Bloomberg reported that Euronext - which operates stock markets in France, Portugal, Ireland, Norway, Belgium and the Netherlands - has been assessing potential acquisition targets, including the Madrid and Milan exchanges.
It recently beat off a challenge from Nasdaq to buy the Oslo exchange.
“Recent market rumours... are unfounded and there is no dialogue with the two companies mentioned, nor with any exchange in Europe, and also no offer has been made to any board or to any shareholders,” Boujnah told a media call on Euronext’s third quarter results.
The operator reported a 26% rise in net profit, helped by its acquisition of Oslo Bors, and reiterated it would pursue more potential acquisitions.
Boujnah said Euronext had clearly analysed the situations of single country exchanges.
“But there is a big difference between monitoring, analysing, looking at things as we have been doing for the past five years and the type of comment that was published in the press that has no substance whatsoever.”
Euronext’s priority remains to “diversify the topline” when opportunities arise, he said.
Attempts at exchange mergers, most recently between the London Stock Exchange and Deutsche Boerse, have collapsed in the face of competition and political opposition. The LSE is now focusing on acquiring data and analytics company Refinitiv instead.
Madrid is among the smallest of Europe’s exchanges with a market capitalisation of 2.1 billion euros ($2.32 billion), less than half of Euronext’s 5.2 billion euros.
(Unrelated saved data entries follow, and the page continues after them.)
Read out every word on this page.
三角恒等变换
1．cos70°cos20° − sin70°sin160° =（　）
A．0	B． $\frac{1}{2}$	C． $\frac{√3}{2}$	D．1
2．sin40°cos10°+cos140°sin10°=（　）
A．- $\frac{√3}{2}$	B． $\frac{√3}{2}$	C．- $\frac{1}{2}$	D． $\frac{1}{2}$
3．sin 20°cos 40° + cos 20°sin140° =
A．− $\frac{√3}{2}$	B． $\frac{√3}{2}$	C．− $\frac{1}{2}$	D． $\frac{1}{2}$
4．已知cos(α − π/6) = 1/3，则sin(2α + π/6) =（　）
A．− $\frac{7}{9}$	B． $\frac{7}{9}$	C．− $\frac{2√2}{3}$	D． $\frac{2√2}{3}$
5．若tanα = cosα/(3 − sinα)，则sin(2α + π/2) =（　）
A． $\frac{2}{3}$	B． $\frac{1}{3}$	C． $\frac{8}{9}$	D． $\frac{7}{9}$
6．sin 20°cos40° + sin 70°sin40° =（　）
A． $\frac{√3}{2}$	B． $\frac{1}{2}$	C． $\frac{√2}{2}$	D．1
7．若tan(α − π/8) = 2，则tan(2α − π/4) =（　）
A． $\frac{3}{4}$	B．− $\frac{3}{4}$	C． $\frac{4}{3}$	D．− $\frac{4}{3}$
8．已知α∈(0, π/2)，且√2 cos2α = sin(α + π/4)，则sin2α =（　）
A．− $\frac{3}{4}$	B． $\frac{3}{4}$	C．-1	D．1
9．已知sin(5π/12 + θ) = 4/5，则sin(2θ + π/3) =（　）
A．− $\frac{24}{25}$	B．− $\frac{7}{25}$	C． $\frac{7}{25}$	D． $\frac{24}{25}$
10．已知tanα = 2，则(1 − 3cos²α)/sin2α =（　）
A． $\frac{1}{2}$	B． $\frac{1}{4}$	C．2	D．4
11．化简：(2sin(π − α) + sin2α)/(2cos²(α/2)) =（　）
A combination of the two would lag far behind Europe’s two biggest exchanges: Deutsche Boerse has a market capitalisation of 26 billion euros, and the LSE at 24.3 billion pounds ($31.15 billion), effectively putting them out of Euronext’s financial reach.
Spanish investment firm Alantra said there were limited investment alternatives in Europe and that BME traded at a discount to its peers.
“We think BME has no future as a standalone company in an increasingly consolidated sector, and thus, the best it can do for its shareholders is sell itself at a good price,” Alantra said.
But a tie-up would not be plain sailing, an industry official said.
“The politics would be complex as savings would have to come from migrating trading to one platform, and Paris or Madrid would have to lose jobs,” the official said.